My review: new DC comic series Jenny Sparks (2024) #2-7 ►
◄ My review: Defenders of the Earth (2024) new comic #2-4
Well, sort of. This is as much an entry to talk about Trek in general as the book, which I'd recommend and the conceit of which works as an in-universe record of events. You can hear Nimoy in the words, and the writing team manage to pull off making the narrative, supposedly by an incredibly intelligent, wise and experienced character, actually include plenty of those insights. Goodman I don't know but McCormack has a long history of turning in decent Trek novels.
It must be quite daunting. There are few characters with as much exposure in the Trek universe, as many episode writers and authors wanting to include him, and as much commitment to bringing him back from certain or actual death to do so. What you get here is definitely A Spock, and whether you only accept the Paramount version of things as The Spock or not it sounds authentic.
Taken as a whole, there's a lot packed in. It's a similar issue to prequel books in series such as Dragonlance that start off as a tightly written core series of stories... it often feels as if too much has been retrofitted into the timeline of the characters before we encounter them in the main media of TOS. Then again, Star Trek is a show that right from the beginning included a wide variety of time travel episodes and an entire film about rescuing whales from the past. It's canonical to the TV series, courtesy of a DS9 episode, that the Federation has an organisation tasked with straightening out the damage to causality done by crews such Kirk's, and something other books have made some great stories from.

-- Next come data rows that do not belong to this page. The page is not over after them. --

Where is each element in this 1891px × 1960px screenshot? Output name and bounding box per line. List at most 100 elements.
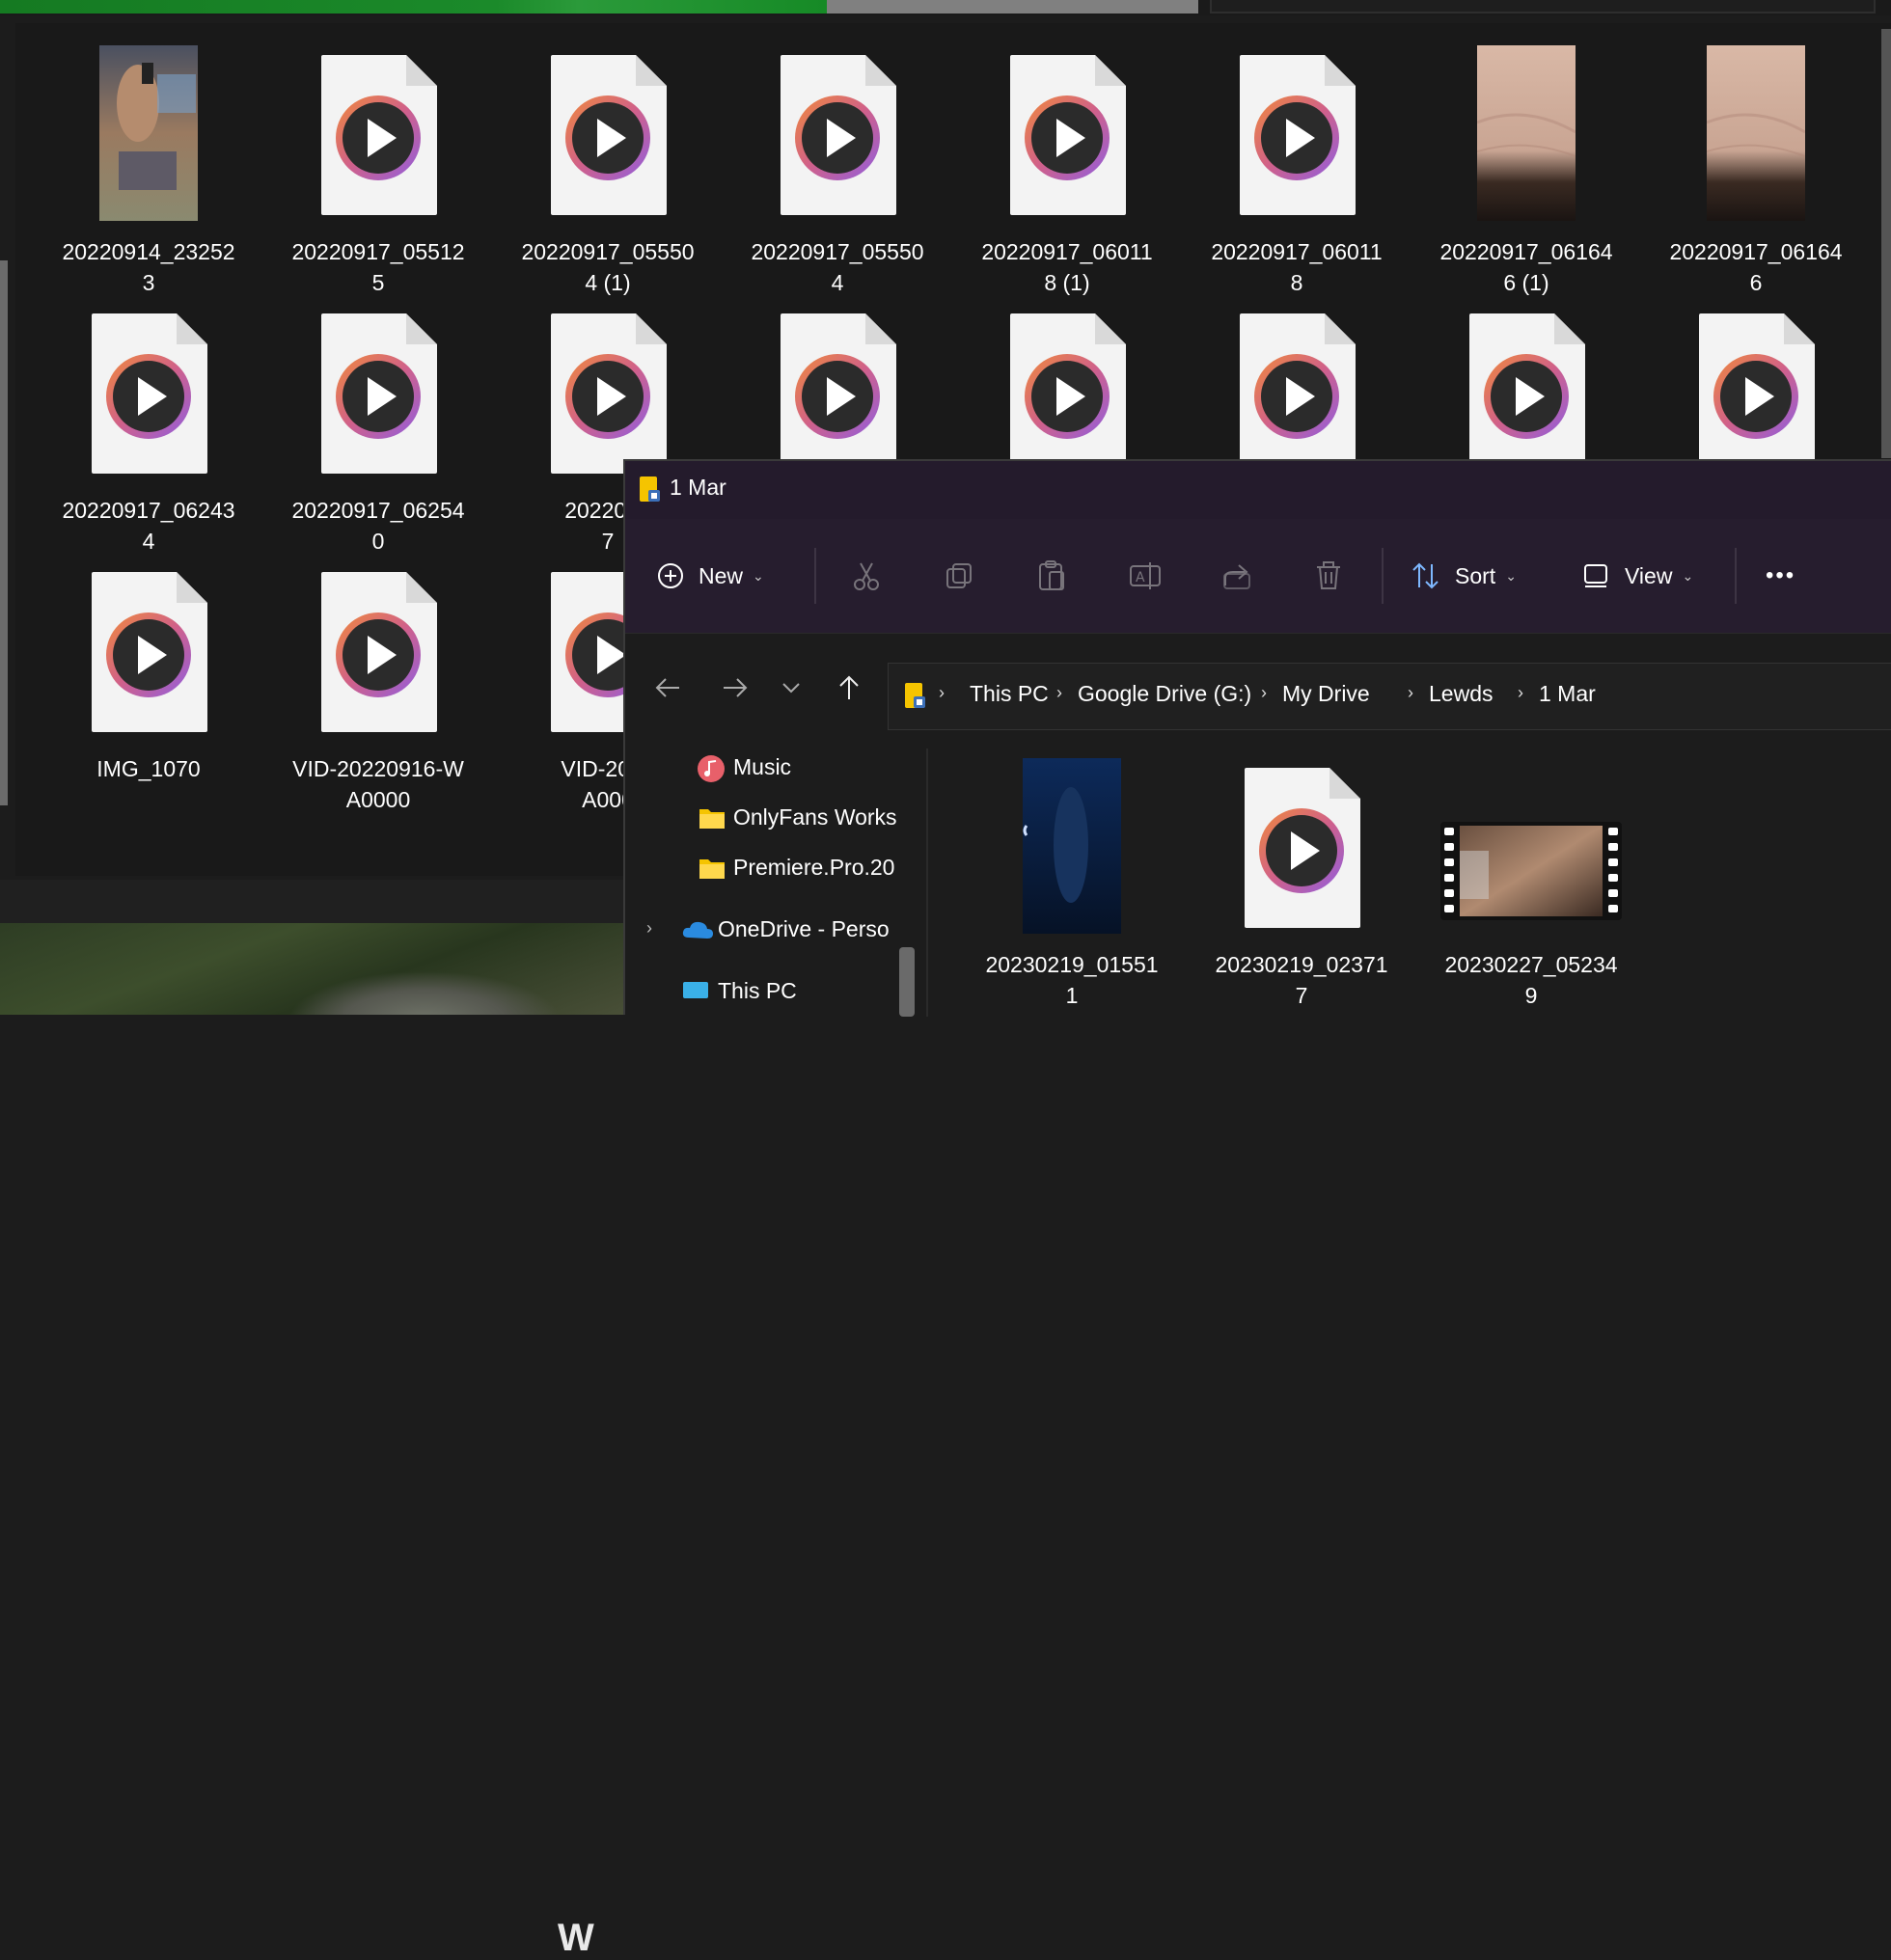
new-button[interactable]: New ⌄ — [656, 519, 764, 633]
file-name: 20220914_23252 3 — [47, 236, 250, 298]
pane-divider[interactable] — [926, 749, 928, 1017]
breadcrumb-google-drive[interactable]: Google Drive (G:) — [1078, 681, 1251, 707]
file-name: 20220917_06011 8 — [1195, 236, 1398, 298]
breadcrumb-lewds[interactable]: Lewds — [1429, 681, 1493, 707]
recent-locations-button[interactable] — [772, 668, 810, 707]
command-bar: New ⌄ A Sort ⌄ View ⌄ ••• — [625, 519, 1891, 633]
chevron-down-icon — [782, 683, 800, 694]
sidebar-item-onlyfans-works[interactable]: OnlyFans Works — [625, 795, 907, 843]
file-name-line: 8 (1) — [1044, 270, 1090, 295]
title-bar[interactable]: 1 Mar — [625, 461, 1891, 519]
video-file-icon — [1240, 55, 1356, 215]
folder-icon — [905, 683, 925, 708]
file-name: VID-20220916-W A0000 — [277, 753, 480, 815]
file-item[interactable]: 20220917_05550 4 (1) — [507, 53, 709, 304]
file-thumbnail — [1466, 312, 1587, 476]
file-item[interactable]: VID-20220916-W A0000 — [277, 570, 480, 821]
svg-text:A: A — [1136, 570, 1145, 585]
breadcrumb-separator: › — [939, 683, 945, 702]
trash-icon — [1317, 561, 1340, 589]
view-button[interactable]: View ⌄ — [1582, 519, 1693, 633]
file-name: 20230227_05234 9 — [1430, 949, 1632, 1011]
sidebar-item-this-pc[interactable]: This PC — [625, 968, 907, 1017]
search-box[interactable] — [1210, 0, 1876, 14]
address-bar[interactable]: › This PC › Google Drive (G:) › My Drive… — [888, 663, 1891, 730]
file-thumbnail — [317, 53, 439, 217]
more-options-button[interactable]: ••• — [1766, 519, 1795, 633]
file-thumbnail — [317, 570, 439, 734]
delete-button[interactable] — [1314, 519, 1343, 633]
file-thumbnail — [1241, 766, 1362, 930]
breadcrumb-separator: › — [1261, 683, 1267, 702]
status-bar — [0, 880, 637, 923]
file-thumbnail — [547, 53, 669, 217]
video-file-icon — [92, 572, 207, 732]
rename-button[interactable]: A — [1129, 519, 1162, 633]
right-scrollbar[interactable] — [1881, 29, 1891, 458]
file-name-line: 20220917_06243 — [62, 498, 235, 523]
file-item[interactable]: 20220917_06164 6 (1) — [1425, 45, 1628, 304]
file-item[interactable]: 20220917_06164 6 — [1655, 45, 1857, 304]
chevron-right-icon[interactable]: › — [646, 918, 652, 939]
file-item[interactable]: 20220917_06011 8 — [1195, 53, 1398, 304]
breadcrumb-separator: › — [1408, 683, 1413, 702]
file-item[interactable]: 20230227_05234 9 — [1430, 766, 1632, 1017]
file-item[interactable]: IMG_1070 — [47, 570, 250, 821]
back-button[interactable] — [648, 668, 687, 707]
video-file-icon — [321, 313, 437, 474]
video-file-icon — [1010, 313, 1126, 474]
file-thumbnail — [1011, 758, 1133, 934]
file-item[interactable]: 20220917_06011 8 (1) — [966, 53, 1168, 304]
file-thumbnail — [1006, 53, 1128, 217]
file-name-line: 5 — [371, 270, 385, 295]
file-list: 20230219_01551 1 20230219_02371 7 20230227_0… — [930, 741, 1891, 1017]
share-button[interactable] — [1221, 519, 1252, 633]
sidebar-scrollbar[interactable] — [899, 947, 915, 1017]
sidebar-item-label: Music — [733, 754, 792, 779]
ellipsis-icon: ••• — [1766, 562, 1796, 588]
left-scrollbar[interactable] — [0, 260, 8, 805]
navigation-bar: › This PC › Google Drive (G:) › My Drive… — [625, 633, 1891, 740]
folder-icon — [699, 859, 725, 879]
breadcrumb-this-pc[interactable]: This PC — [970, 681, 1049, 707]
copy-button[interactable] — [944, 519, 974, 633]
sidebar-item-music[interactable]: Music — [625, 745, 907, 793]
sort-button[interactable]: Sort ⌄ — [1411, 519, 1517, 633]
file-name-line: 20220914_23252 — [62, 239, 235, 264]
file-item[interactable]: 20220914_23252 3 — [47, 45, 250, 304]
paste-button[interactable] — [1036, 519, 1067, 633]
music-icon — [698, 755, 725, 782]
file-name-line: 20220917_06164 — [1669, 239, 1843, 264]
photo-thumbnail — [99, 45, 198, 221]
file-name: IMG_1070 — [47, 753, 250, 784]
file-name-line: 6 (1) — [1503, 270, 1549, 295]
cut-button[interactable] — [851, 519, 882, 633]
file-thumbnail — [88, 570, 209, 734]
folder-icon — [640, 476, 660, 502]
up-button[interactable] — [830, 668, 868, 707]
file-item[interactable]: 20230219_01551 1 — [971, 758, 1173, 1017]
file-item[interactable]: 20220917_06243 4 — [47, 312, 250, 562]
breadcrumb-separator: › — [1056, 683, 1062, 702]
file-item[interactable]: 20230219_02371 7 — [1200, 766, 1403, 1017]
sidebar-item-onedrive[interactable]: › OneDrive - Perso — [625, 907, 907, 955]
file-name: 20220917_05550 4 (1) — [507, 236, 709, 298]
file-item[interactable]: 20220917_05550 4 — [736, 53, 939, 304]
sidebar-item-premiere-pro[interactable]: Premiere.Pro.20 — [625, 845, 907, 893]
file-name: 20220917_06164 6 — [1655, 236, 1857, 298]
file-name: 20220917_05512 5 — [277, 236, 480, 298]
file-thumbnail — [1236, 53, 1357, 217]
breadcrumb-current[interactable]: 1 Mar — [1539, 681, 1596, 707]
forward-button[interactable] — [716, 668, 754, 707]
file-thumbnail — [88, 45, 209, 221]
file-item[interactable]: 20220917_05512 5 — [277, 53, 480, 304]
file-thumbnail — [547, 312, 669, 476]
breadcrumb-my-drive[interactable]: My Drive — [1282, 681, 1370, 707]
video-file-icon — [321, 572, 437, 732]
file-item[interactable]: 20220917_06254 0 — [277, 312, 480, 562]
file-name-line: 20220917_06011 — [1211, 239, 1383, 264]
chevron-down-icon: ⌄ — [1505, 567, 1517, 584]
arrow-right-icon — [724, 678, 748, 697]
arrow-left-icon — [655, 678, 679, 697]
sidebar-item-label: Premiere.Pro.20 — [733, 855, 895, 880]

Spock has had multiple previously unheard of siblings revealed over the years, which sort of works because after you've established and accepted one major secret that's kept to protect the characters concerned, it's normalised. There's more time travel around this courtesy of the animated series and Discovery, and the book would feel stretched at the seams even if it kept the Red Angel parts to passing references. I suppose there's the plus that even though it feels to be as if gets undue page time, it's still a small part of a whole. In addition, I'm used to the books published non-stop after the ending of TNG, VOY and DS9, where Spock pops up in any number of series such as New Frontier.
The book leads into into the Trek film reboot, another bit of ignoble time travel guff but perhaps a better capstone than Picard. It's interesting as an ending. There are always possibilities, but whilst AI and CGI exist, and in fact we got a nice coda with 2024's Unification short film starring Kirk and Spock by the Roddenberry Archive, the full circle of the so-so 2009 reboot film and Nimoy's death in 2015 sends Spock off into legend very quietly. (As fellow fans/autists note, he's born in 2230, goes back in time in 2387 to 2258 into the Kelvin timeline, and lives in that until 2263, so the half-vulcan lasts for only part of what's considered the upper end of vulcan lifespans.) Removing Spock from his main timeline to die off-screen, like Kirk's final scene in Generations, is inherently unsatisfying, and a book like this autobiography does do more to present it as another ongoing chapter and open question.
(For info, there's a four issue arc in an IDW comic series, 55-58, Legacy of Spock, which goes into the re-founding of Vulcan in which Spock joins his father, the Vulcan elder T'Pah who seems to be visually modelled on Judi Dench, and the rest of the surviving Vulcans. Two of Nero's crew also survived and the Romulan senate determines to use the last of the red matter to finish off the remaining millions of their forebears on the colony world they intend to settle. It doesn't do a bad job of adding to some closure.)
This seems as good a place as any to unpack a bit of my dislike of what's happened with modern Star Trek. Not shrugging about Enterprise or Discovery, which I can take or leave, or Lower Decks, Prodigy and Strange New Worlds, which are pretty cool, but Picard. I love that Patrick Stewart is happy with it, and Todd Stashwick is also a magnificent bastard from various interviews and podcasts, but the continuations of TNG in book form are really the only ones I'd care to follow and prioritise. It's Picard getting on with his life, not wasting decades of it out of Starfleet. Riker and Troi in Titan, New Frontier, Corps of Engineers, Department of Temporal Intervention, etc. Pocket Books is far from all gold, and has its fair share of time travel and alt universe bollocks too, and commercial editorial decisions towards half-baked event books, but it's teeming with things and possibilities. The IDW comics likewise, if you can reconcile any of titles like the recent Godshock or Defiant arcs with other media. There's a solid twenty years of material.
Helpful suggested chronology for new readers: https://www.thetrekcollective.com/p/trek-lit-reading-order.html
And also DTI is time travel done well, with encyclopaedic referencing and fleshing out the concept that in era every species that's temporally active will have agencies dedicated to protecting their timeline's existence, and many will see themselves as parenting 'lesser' species. Interestingly, Star Trek: Prodigy of all things seems to be revisiting Wesley Crusher.
Maybe it's childish not to let go. Maybe we've been inculcated that anything but forever is failure. But "dum spiro spero" (loosely, where there's life there's hope) isn't exactly a new sentiment, nor is "rage against".